The picture on the wall over my right shoulder shows the fabulous smiling face of the model Twiggy. Not for me the tacky cliché of that tennis player scratching her arse, or Farrah Fawcett in her pre-Baywatch swimsuit. I like eyes.
But it’s not just the Twiggy poster and the indoor smoking and the brownish 70s tinge to the photo that bespeak its time. It’s not even the plethora of hair and the denim flares – both of which, alas, are now long gone and never likely to return – or even the face fungus like a badger’s backside that I kept for far too long. It’s that hole in the left sleeve of the shirt. This was a time before computers, and I can’t count the number of left sleeves I got through leaning on that side as I (and everyone I knew) sat hour after tedious hour writing things out longhand. The previous year in Germany I had got through at least three shirts and cardigans simply in the course of writing my novel One Bumptious Bumpkin. (I called it that before deciding to change it for something good.)

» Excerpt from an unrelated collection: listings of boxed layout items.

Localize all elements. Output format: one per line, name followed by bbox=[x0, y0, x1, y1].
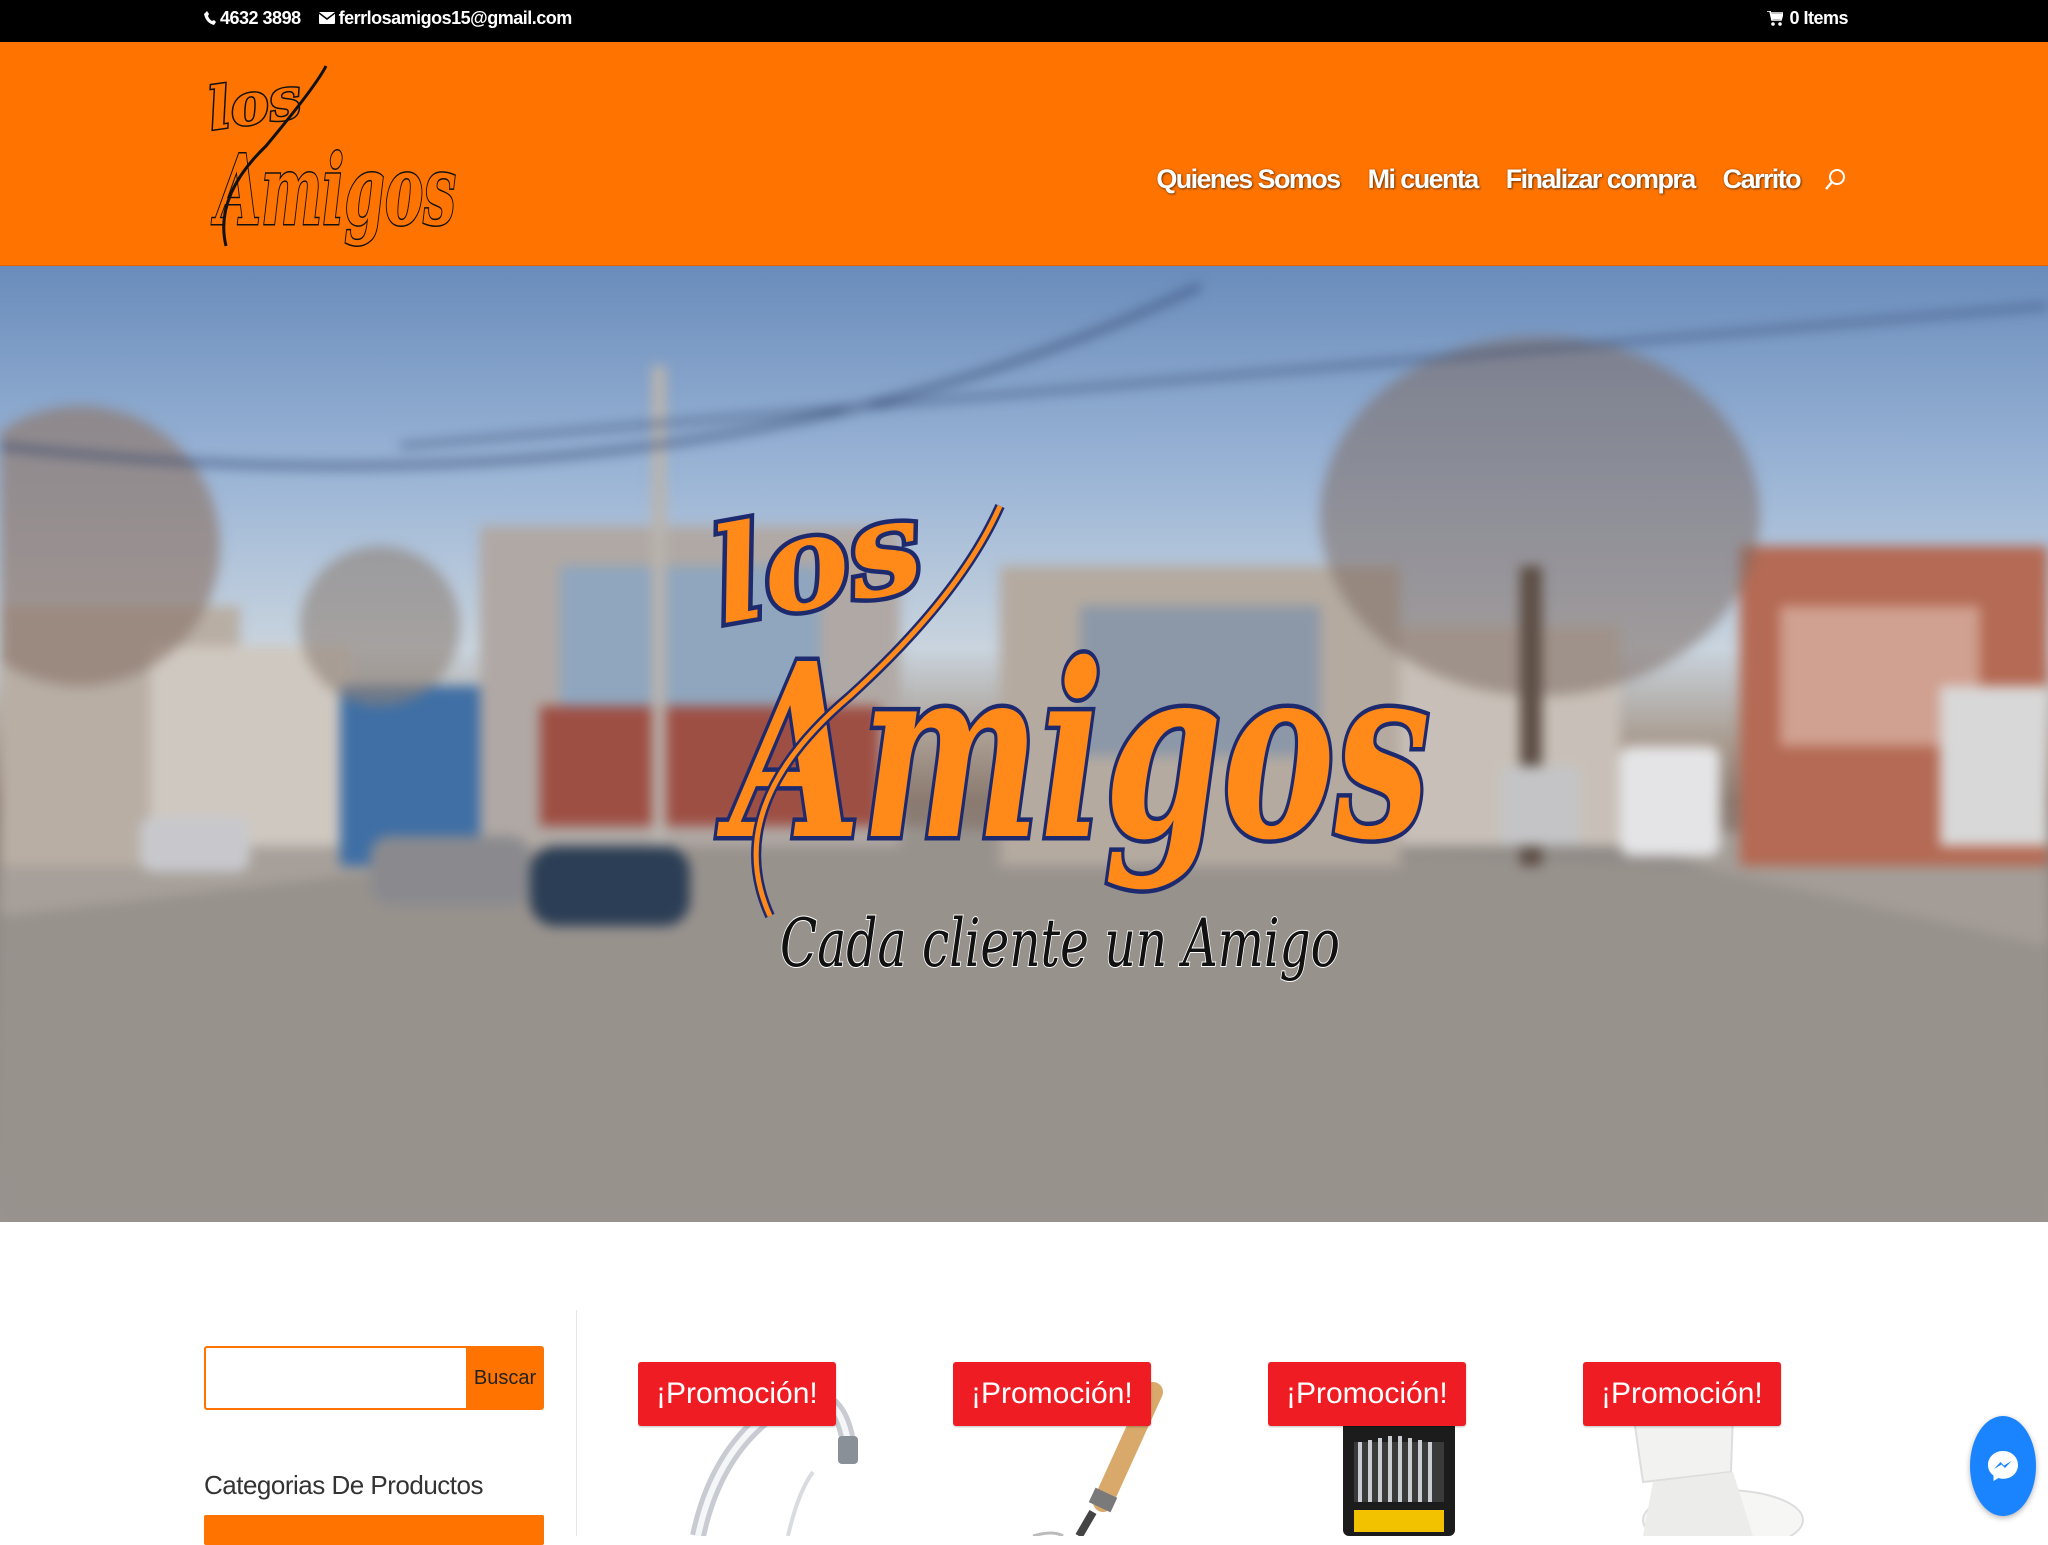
hero-banner: los Amigos Cada cliente un Amigo bbox=[0, 266, 2048, 1222]
promo-badge: ¡Promoción! bbox=[1268, 1362, 1466, 1426]
phone-icon bbox=[204, 11, 216, 25]
promo-badge: ¡Promoción! bbox=[638, 1362, 836, 1426]
phone-number: 4632 3898 bbox=[220, 7, 301, 28]
content-divider bbox=[576, 1310, 577, 1536]
product-search-form: Buscar bbox=[204, 1346, 544, 1410]
product-card[interactable]: ¡Promoción! bbox=[1583, 1352, 1833, 1536]
logo-word-los: los bbox=[206, 63, 305, 143]
sidebar: Buscar Categorias De Productos bbox=[204, 1346, 544, 1545]
contact-info: 4632 3898 ferrlosamigos15@gmail.com bbox=[204, 0, 572, 36]
phone-link[interactable]: 4632 3898 bbox=[204, 8, 301, 29]
site-header: los Amigos Quienes Somos Mi cuenta Final… bbox=[0, 42, 2048, 266]
logo-word-amigos: Amigos bbox=[211, 134, 456, 247]
hero-logo: los Amigos Cada cliente un Amigo bbox=[700, 463, 1435, 983]
product-card[interactable]: ¡Promoción! bbox=[1268, 1352, 1518, 1536]
product-card[interactable]: ¡Promoción! bbox=[953, 1352, 1203, 1536]
mail-icon bbox=[318, 12, 335, 24]
cart-icon bbox=[1767, 10, 1784, 26]
hero-logo-word-amigos: Amigos bbox=[717, 611, 1430, 893]
product-search-input[interactable] bbox=[204, 1346, 466, 1410]
top-bar: 4632 3898 ferrlosamigos15@gmail.com 0 It… bbox=[0, 0, 2048, 42]
search-button[interactable]: Buscar bbox=[466, 1346, 544, 1410]
site-logo[interactable]: los Amigos bbox=[206, 46, 466, 268]
email-address: ferrlosamigos15@gmail.com bbox=[338, 7, 573, 28]
main-nav: Quienes Somos Mi cuenta Finalizar compra… bbox=[1156, 154, 1848, 204]
promo-badge: ¡Promoción! bbox=[953, 1362, 1151, 1426]
email-link[interactable]: ferrlosamigos15@gmail.com bbox=[318, 7, 573, 29]
nav-quienes-somos[interactable]: Quienes Somos bbox=[1156, 164, 1341, 195]
cart-top-link[interactable]: 0 Items bbox=[1767, 0, 1848, 36]
product-card[interactable]: ¡Promoción! bbox=[638, 1352, 888, 1536]
promo-badge: ¡Promoción! bbox=[1583, 1362, 1781, 1426]
categories-title: Categorias De Productos bbox=[204, 1470, 483, 1500]
messenger-icon bbox=[1988, 1451, 2018, 1481]
cart-count: 0 Items bbox=[1789, 7, 1848, 28]
hero-tagline: Cada cliente un Amigo bbox=[780, 905, 1340, 982]
nav-mi-cuenta[interactable]: Mi cuenta bbox=[1368, 164, 1480, 195]
nav-finalizar-compra[interactable]: Finalizar compra bbox=[1506, 164, 1697, 195]
messenger-chat-button[interactable] bbox=[1970, 1416, 2036, 1516]
nav-carrito[interactable]: Carrito bbox=[1723, 164, 1802, 195]
search-icon[interactable] bbox=[1824, 167, 1848, 191]
categories-dropdown[interactable] bbox=[204, 1515, 544, 1545]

Incidentally, it was Twiggy who indirectly taught me a useful lesson in writing comedy. One early sketch I did mentioned someone making a model of Twiggy out of an old Sqezy bottle and a couple of pipe cleaners. It was the Sqezy bottle that always got the laugh, rendering the second part about the pipe cleaners redundant. (What were they meant to be for anyway? The arms? The legs? The hair? I just never thought it through.) It took me a while to work out why. I thought I’d just been poking fun at the perennial Blue Peter trope of making anything and everything out of Sqezy bottles. What the audience were actually latching onto, I suspect now, was the way the container’s smooth, narrow, cylindrical profile mimicked the model’s iconically uncurvy shape.
But you sometimes never know what’s going to work. In a series of quickies based around a séance for our first Edinburgh show, I had come up with this:
MEDIUM: (knock knock knock) “Is there anybody there?”

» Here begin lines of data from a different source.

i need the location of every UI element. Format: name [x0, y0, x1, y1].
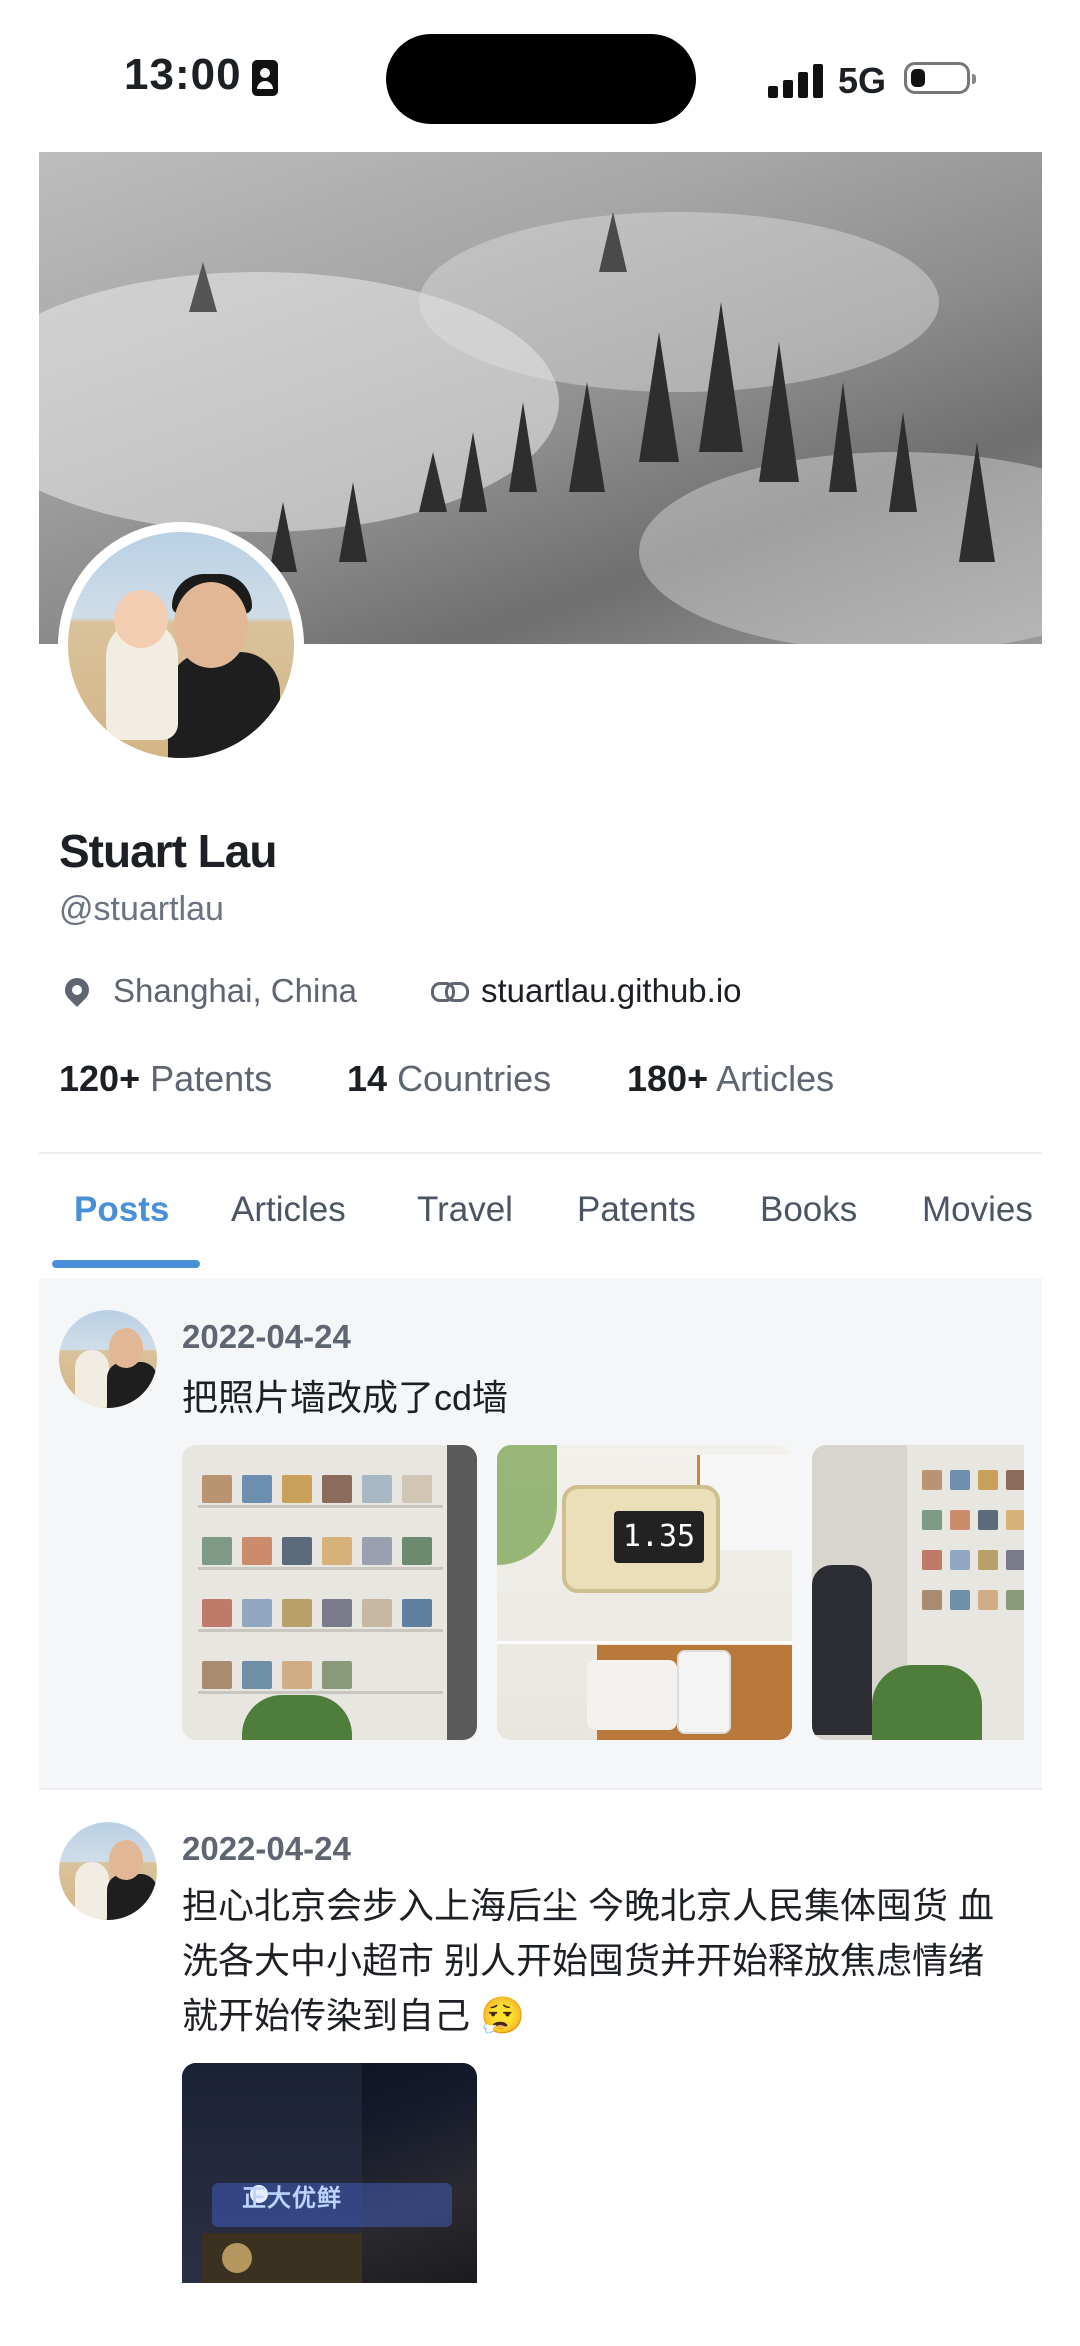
post-date: 2022-04-24	[182, 1318, 351, 1355]
dynamic-island	[386, 34, 696, 124]
profile-handle: @stuartlau	[59, 890, 224, 928]
stat-countries[interactable]: 14 Countries	[347, 1058, 551, 1100]
divider	[39, 1788, 1042, 1790]
tab-travel[interactable]: Travel	[417, 1190, 513, 1230]
battery-icon	[904, 62, 976, 94]
profile-name: Stuart Lau	[59, 825, 277, 877]
post-image-night-store[interactable]: 正大优鲜	[182, 2063, 477, 2283]
signal-icon	[768, 62, 824, 98]
post-avatar[interactable]	[59, 1822, 157, 1920]
status-time: 13:00	[124, 50, 242, 99]
tab-books[interactable]: Books	[760, 1190, 857, 1230]
post-text: 把照片墙改成了cd墙	[182, 1377, 509, 1418]
tab-patents[interactable]: Patents	[577, 1190, 696, 1230]
post-image-cd-wall[interactable]	[182, 1445, 477, 1740]
stat-patents[interactable]: 120+ Patents	[59, 1058, 272, 1100]
clock-display: 1.35	[614, 1511, 704, 1563]
link-icon	[431, 982, 469, 1002]
contact-card-icon	[252, 60, 278, 96]
status-bar: 13:00 5G	[0, 0, 1080, 150]
tab-articles[interactable]: Articles	[231, 1190, 346, 1230]
network-type: 5G	[838, 60, 887, 101]
profile-location: Shanghai, China	[113, 972, 358, 1009]
post-text: 担心北京会步入上海后尘 今晚北京人民集体囤货 血洗各大中小超市 别人开始囤货并开…	[182, 1885, 995, 2036]
post-avatar[interactable]	[59, 1310, 157, 1408]
tab-bar: Posts Articles Travel Patents Books Movi…	[39, 1154, 1042, 1278]
post-image-hallway[interactable]	[812, 1445, 1024, 1740]
post-date: 2022-04-24	[182, 1830, 351, 1867]
location-pin-icon	[60, 973, 94, 1007]
active-tab-indicator	[52, 1260, 200, 1268]
tab-movies[interactable]: Movies	[922, 1190, 1033, 1230]
profile-avatar[interactable]	[58, 522, 304, 768]
store-sign-text: 正大优鲜	[242, 2185, 342, 2212]
tab-posts[interactable]: Posts	[74, 1190, 169, 1230]
stat-articles[interactable]: 180+ Articles	[627, 1058, 834, 1100]
post-image-flip-clock[interactable]: 1.35	[497, 1445, 792, 1740]
profile-website-link[interactable]: stuartlau.github.io	[481, 972, 742, 1010]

GHOSTLY VOICE: “Ye-e-es. Is there anybody there?”
MEDIUM: “Y-y-yes.”
GHOSTLY VOICE: “Well, whaddya know? Life before death.”
It always seemed to get a big reaction, and I couldn’t work out why. Someone explained to me later that it was probably because it was reversing the accepted point of view and suggesting that maybe the dead see death as their only reality which means they would be as surprised as us to suddenly hear from the other side. News to me. I thought I was just putting “before” in place of “after”. But I was happy to take any acclaim that was going. The exchange took me less than twenty seconds to write down, leaning heavily on my threadbare left elbow, and made an average of ninety people titter twice a day for two weeks. That’s worth sacrificing a shirt or two, I reckon.